Au moins 58 personnes ont péri et 97 autres ont été blessées, de même que les six membres du commando, selon un responsable du poste de police de l'hôpital général de cette ville située à 160 km au nord de Bagdad, qui est l'ex-fief de l'ancien président irakien Saddam Hussein.

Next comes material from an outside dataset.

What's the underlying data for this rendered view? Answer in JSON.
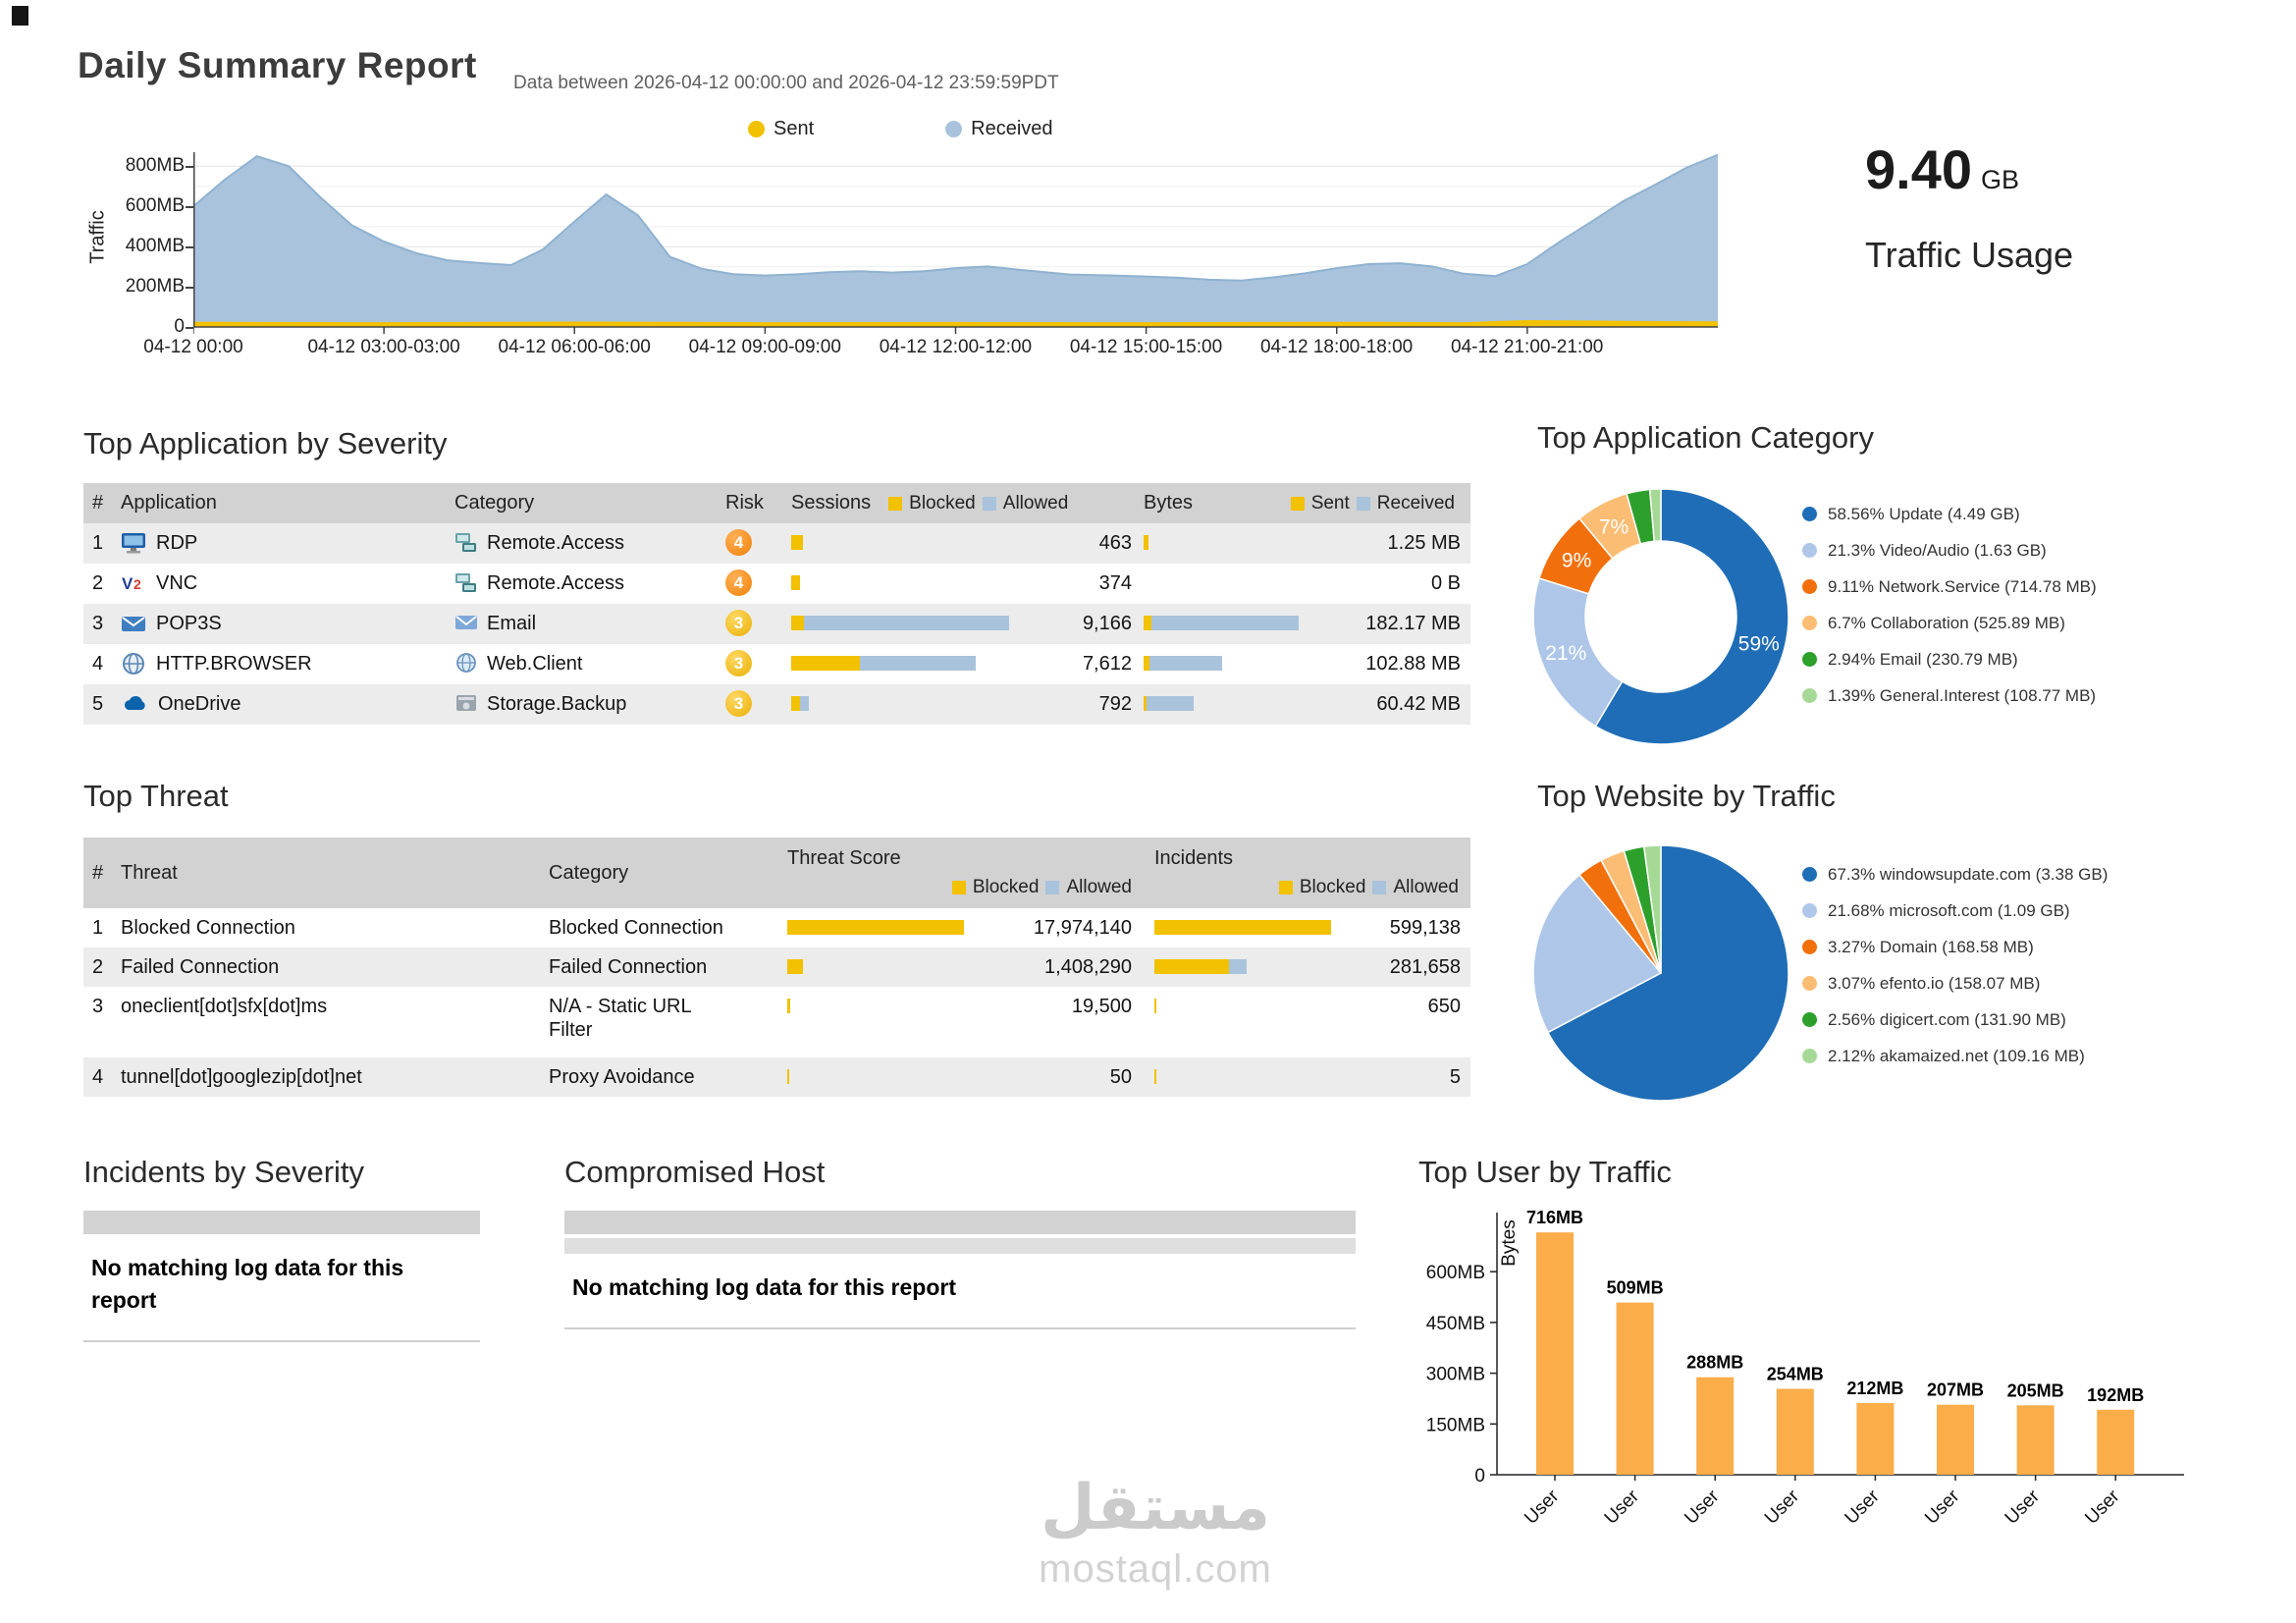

"Les forces américaines se trouvaient à proximité dans le cadre d'une mission de conseil quand elles se sont rendues sur les lieux en réponse au premier incident", a indiqué à l'AFP dans un email un porte-parole de l'armée américaine, précisant que les forces irakiennes se trouvaient déjà sur place.
"Certains soldats ont été légèrement blessés mais ont pu poursuivre leur mission", a-t-il ajouté.
Les hommes armés, qui portaient l'uniforme de l'armée irakienne, ont profité de la panique créée par un premier attentat suicide devant le bâtiment pour s'y engouffrer vers 12H40 (09H40 GMT). Vingt minutes plus tard, une voiture piégée a explosé à proximité au moment où affluaient des renforts des forces de sécurité.
"Notre assistance s'est limitée à la fourniture d'une surveillance aérienne de la zone et nos soldats sont restés sur les lieux, se tenant prêts en cas d'éventuelle demande d'aide", a ajouté le porte-parole de l'armée américaine.
"Je ne suis pas au courant de l'implication directe de militaires américains dans les opérations" contre les insurgés retranchés dans le conseil provincial, a-t-il ajouté.
Depuis la fin de sa mission de combat le 31 août 2010, l'armée américaine se concentre désormais sur la formation et le conseil des forces irakiennes. Les 50.000 militaires américains toujours déployés en Irak peuvent encore être amenés à combattre s'ils sont attaqués ou si les forces irakiennes sollicitent leur aide.